Name	Name	Last commit message	Last commit date
parent directory ..
schema	schema
README.md	README.md
UUID.md	UUID.md

IEP04 - Internal Data Format: Meta Information and Data Exchange

Status

Decided and formalized via JSON Schema

Authors: Pavel Kacha (CESNET.cz), Sebastian Wagner (CERT.at), Sebastian Waldbauer (CERT.at), Aaron Kaplan (CERT.at)

To ease data exchange between two or more IntelMQ instances, adding some meta-information to the messages can make this sharing easier in certain regards. For describing relations between messages ("links"), messages always have one UUID identifying themself and an arbitrary number of related UUIDs together with the link type.

The primary goal of this is to facilitate date-exchange between IntelMQ instance in different organisations, to prevent message loops. The secondary goal is to express relations between messages.

Possible Use-Cases for unique identifiers and message-to-message relations

The possible use-cases which can be solved by UUIDs per message:

Events with multiple target IPs/hostnames/ports

Horizontal portscan (multiple machines, one port)
SSH bruteforce (multiple machines, one port/service)
Vertical portscan (one machine, multiple ports)

Events with multiple source IPs/hostames/ports

Targeted DDoS (mutiple machines/reflectors shoot at one target)

Events with both multiple sources and targets

Wider DDoS (multiple machines/reflectors shoot at multiple machines, whole subnet, etc.)

Events with one or more both sources and targets, where exact pattern is not known

Aka one of [1, 2, 3], but we do not have complete information about specific connections made, possibly because the event/detection came from the statistical detector or from some form of aggregation (where original full information from for example netflow is already lost).

(1-4) initiated creation of IEP03 and IEP04 and are the ones considered. Taking into account the possibility of linking of events, there might be other orthogonal use-cases:

Identification of identical events from possibly the same source to avoid duplication/circles

aka some form of stable identifier

When target organisation contacts source organisation for more info, identification of where event came from internally

aka possibility to put there the internal (opaque) identifier, like CESNET-RT#2235 (Request tracker), or Idea:UUID (what Idea event was converted into this IntelMQ event)

Meta-events

event, linking together multiple completely different events as one incident (email address of spammer from spam email, IPs of spamming mailservers, phishing URL from spam email)

Correlated events

aka different events, but identified as related/part of other events (like ongoing attack)

Modification or deletion/withdrawal of information

aka "this event replaces that event with new info", or "that event was wrong, sent by error, forget it"

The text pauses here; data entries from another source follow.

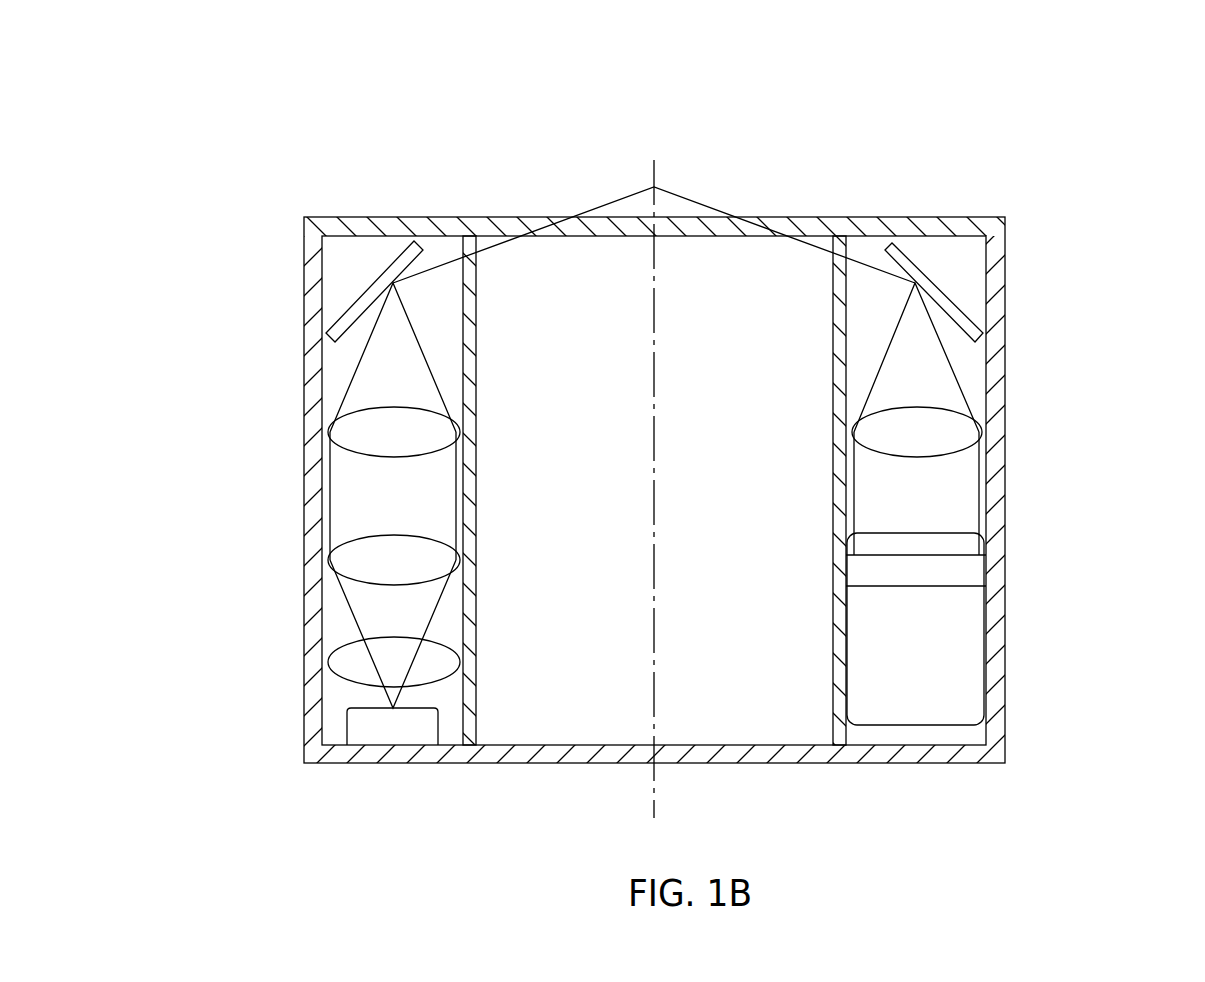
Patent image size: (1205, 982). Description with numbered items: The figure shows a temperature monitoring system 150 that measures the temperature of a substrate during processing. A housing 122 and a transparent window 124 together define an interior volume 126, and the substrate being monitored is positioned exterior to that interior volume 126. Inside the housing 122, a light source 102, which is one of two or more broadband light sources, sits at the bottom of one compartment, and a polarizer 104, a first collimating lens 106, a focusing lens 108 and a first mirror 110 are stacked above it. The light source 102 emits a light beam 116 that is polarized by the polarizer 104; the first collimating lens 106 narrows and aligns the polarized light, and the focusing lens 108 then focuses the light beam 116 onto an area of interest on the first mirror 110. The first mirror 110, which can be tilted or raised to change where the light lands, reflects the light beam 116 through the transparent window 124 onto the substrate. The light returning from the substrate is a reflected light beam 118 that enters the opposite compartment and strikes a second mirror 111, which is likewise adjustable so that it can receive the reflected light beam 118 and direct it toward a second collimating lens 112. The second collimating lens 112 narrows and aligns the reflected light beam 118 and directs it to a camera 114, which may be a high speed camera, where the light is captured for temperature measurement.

The light source 102 is at (347, 728).
The polarizer 104 is at (330, 662).
The first collimating lens 106 is at (330, 560).
The focusing lens 108 is at (330, 432).
The first mirror 110 is at (371, 290).
The second mirror 111 is at (945, 256).
The second collimating lens 112 is at (984, 455).
The camera 114 is at (975, 570).
The light beam 116 is at (457, 478).
The reflected light beam 118 is at (773, 233).
The housing 122 is at (1005, 391).
The transparent window 124 is at (747, 222).
The interior volume 126 is at (756, 440).
The temperature monitoring system 150 is at (1097, 125).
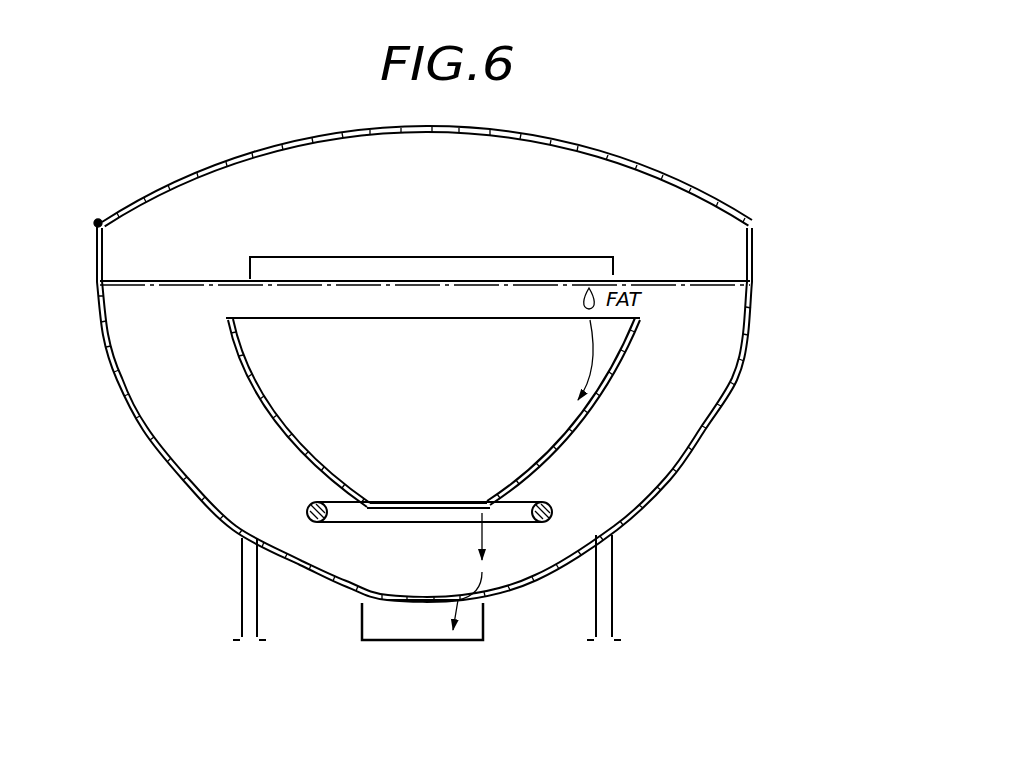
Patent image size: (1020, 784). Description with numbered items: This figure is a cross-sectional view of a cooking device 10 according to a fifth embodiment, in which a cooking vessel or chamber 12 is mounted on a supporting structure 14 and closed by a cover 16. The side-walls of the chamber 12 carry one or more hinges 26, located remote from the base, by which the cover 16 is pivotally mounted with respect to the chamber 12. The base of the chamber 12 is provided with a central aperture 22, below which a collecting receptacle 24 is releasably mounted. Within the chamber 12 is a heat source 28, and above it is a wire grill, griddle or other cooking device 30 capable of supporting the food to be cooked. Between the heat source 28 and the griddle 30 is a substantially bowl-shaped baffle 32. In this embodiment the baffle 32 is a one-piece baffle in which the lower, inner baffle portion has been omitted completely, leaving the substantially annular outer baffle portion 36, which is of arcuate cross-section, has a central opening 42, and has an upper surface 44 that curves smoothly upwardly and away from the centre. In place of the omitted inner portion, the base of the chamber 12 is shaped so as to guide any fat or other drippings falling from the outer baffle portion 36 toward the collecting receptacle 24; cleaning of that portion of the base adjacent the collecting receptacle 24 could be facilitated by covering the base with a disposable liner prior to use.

The cooking device 10 is at (757, 343).
The cooking vessel or chamber 12 is at (685, 468).
The supporting structure 14 is at (613, 587).
The cover 16 is at (140, 193).
The central aperture 22 is at (387, 598).
The collecting receptacle 24 is at (380, 642).
The hinges 26 is at (98, 222).
The heat source 28 is at (553, 510).
The griddle 30 is at (155, 282).
The baffle 32 is at (254, 399).
The outer baffle portion 36 is at (606, 384).
The central opening 42 is at (391, 505).
The upper surface 44 is at (288, 425).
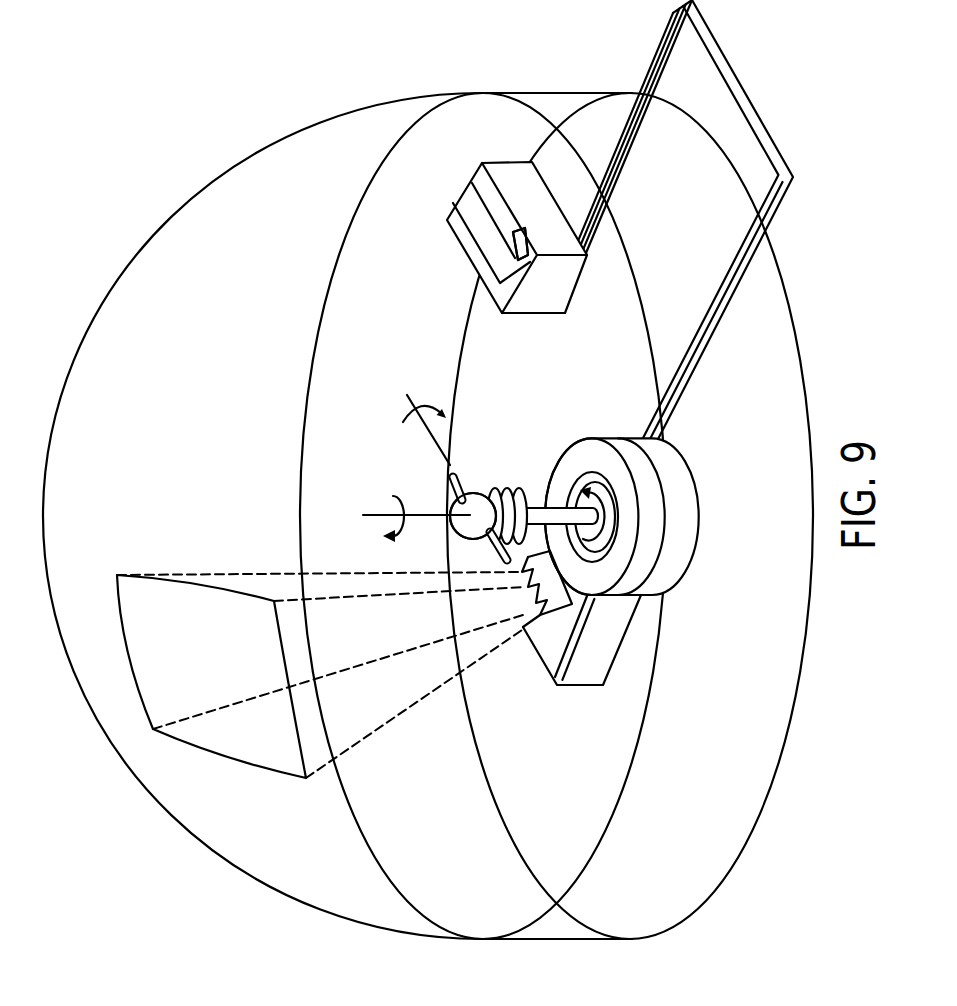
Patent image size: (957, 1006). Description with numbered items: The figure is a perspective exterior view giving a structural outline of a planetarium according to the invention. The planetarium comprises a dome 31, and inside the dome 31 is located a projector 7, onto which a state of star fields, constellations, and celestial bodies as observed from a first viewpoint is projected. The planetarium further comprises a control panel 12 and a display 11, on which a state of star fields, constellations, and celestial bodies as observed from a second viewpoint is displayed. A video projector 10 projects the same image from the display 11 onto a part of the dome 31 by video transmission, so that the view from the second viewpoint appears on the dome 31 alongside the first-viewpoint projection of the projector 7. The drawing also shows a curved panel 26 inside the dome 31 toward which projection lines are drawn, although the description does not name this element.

The projector 7 is at (497, 484).
The video projector 10 is at (570, 613).
The display 11 is at (528, 265).
The control panel 12 is at (465, 253).
The curved reflector 26 is at (140, 616).
The dome 31 is at (175, 245).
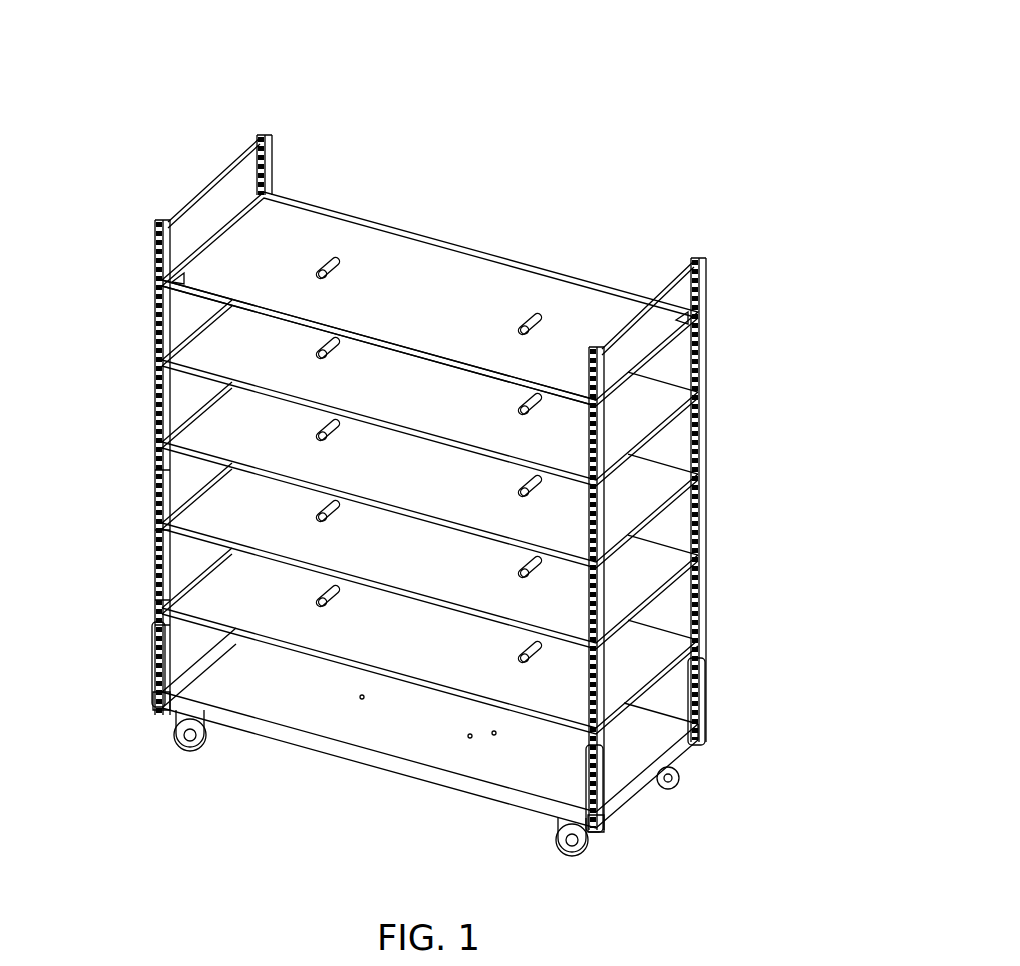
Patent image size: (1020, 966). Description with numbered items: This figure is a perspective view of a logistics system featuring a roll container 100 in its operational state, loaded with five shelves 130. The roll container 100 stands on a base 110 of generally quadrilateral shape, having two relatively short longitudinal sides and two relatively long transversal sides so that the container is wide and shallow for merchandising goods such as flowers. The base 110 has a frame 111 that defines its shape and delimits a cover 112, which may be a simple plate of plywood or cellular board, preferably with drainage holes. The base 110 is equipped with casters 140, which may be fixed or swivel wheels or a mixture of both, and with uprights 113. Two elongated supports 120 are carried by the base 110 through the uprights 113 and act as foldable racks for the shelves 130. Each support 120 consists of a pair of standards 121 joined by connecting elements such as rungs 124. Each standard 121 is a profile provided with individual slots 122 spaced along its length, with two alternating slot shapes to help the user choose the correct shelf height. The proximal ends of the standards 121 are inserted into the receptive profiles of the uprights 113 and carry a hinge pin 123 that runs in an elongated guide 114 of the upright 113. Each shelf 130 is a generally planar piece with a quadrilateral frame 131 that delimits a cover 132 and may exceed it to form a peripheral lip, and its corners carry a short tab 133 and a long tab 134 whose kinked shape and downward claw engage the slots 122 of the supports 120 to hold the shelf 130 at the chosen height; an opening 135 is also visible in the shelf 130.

I believe pretty much all are solvable by linking of events:

1, 2, 3 as bunch of linked events with source-target relation in each of them
4 as two linked events - one with all the sources, one with all the targets
5 as additional calculated identifier, hard part is not storage, but standardization/calculation
6 as additional opaque (freehand, non UUID) identifiers
7, 8 as bunch of linked events, with possibility of some meta-event maybe
9 as additional type of link

Meta information

Metadata is used to transfer some general data, which is not likely related to the event itself. It's more or less just an information to keep events clear & sortable.

Variant AIL-A

Based on the AIL Stream Format version 1, mixed with original Variant A, see below:

{
    "format": "intelmq", // or "n6" or "idea", so the receiving component can decode on demand.
    "version": 1, // protocol version, so we are allowed to fallback to old versions too
    "type": "event",
    "meta": {
       "intelmq:uuid": "event-uuid-1",
       "intelmq:uuid_org": "org-uuid", // the creating instance
       "intelmq:related": ["event-uuid-2", "event-uuid-3"],
       "intelmq:group": ["event-uuid-4"],
       "intelmq:alternate": ["RT#1234", "cesnet-certs:fed4740c-a8f7-11eb-9e47-efc1855d7a66"]
    },
    "payload": { // normal intelmq data
        "source.ip": "127.0.0.1",
        "source.fqdn": "example.com",
        "raw": // base64-blob
    }
}

Variant AIL-B

Based on the AIL Stream Format version 1, mixed with original Variant B, see below:

{
    "format": "intelmq", // or "n6" or "idea", so the receiving component can decode on demand.
    "version": 1, // protocol version, so we are allowed to fallback to old versions too
    "type": "event",
    "meta": {
        "intelmq:uuid": "event-uuid-1",
        "intelmq:uuid_org": "org-uuid", // the creating instance
        "intelmq:links": [
            {
                "left_side": "event-uuid-2",
                "type": "is_parent_event",
                "right_side": "event-uuid-3"]
			},
			...
		]
    },
    "payload": { // normal intelmq data
        "source.ip": "127.0.0.1",
        "source.fqdn": "example.com",
        "raw": // base64-blob
    }
}

Variant A

Proposed by Pavel:

{
    "meta": {
        "version": 1, // protocol version, so we are allowed to fallback to old versions too
        "uuid": {
            "origin": "org-uuid",
            "id": "event-uuid-1",
            "related": ["event-uuid-2", "event-uuid-3"],
            "group": ["event-uuid-4"],
            "alternate": ["RT#1234", "cesnet-certs:fed4740c-a8f7-11eb-9e47-efc1855d7a66"]
        },
        "type": "event",
        "format": "intelmq", // or "n6" or "idea", so the receiving component can decode on demand.
    },
    "payload": { // normal intelmq data
        "source.ip": "127.0.0.1",
        "source.fqdn": "example.com",
        "raw": // base64-blob
    }
}

Variant B

Representing links in RDF, proposed by Aaron:

{
    "meta": {
        "version": 1, // protocol version, so we are allowed to fallback to old versions too
        "uuid": {
            "origin": "org-uuids",
            "id": "event-uuid-1",
            "links": [
                {
                    "left_side": "event-uuid-2",
                    "type": "is_parent_event",
                    "right_side": "event-uuid-3"]
                },
                ...
            ]
        },
        "type": "event",
        "format": "intelmq", // or: "n6" or "idea", so the receiving component can decode on demand.
    },
    "payload": { // normal intelmq data
        "source.ip": "127.0.0.1",
        "source.fqdn": "example.com",
        "raw": // base64-blob
    }
}

The UUID

The purpose of the UUID is to identify the message uniquely. The UUID is assigned upon creation of the message.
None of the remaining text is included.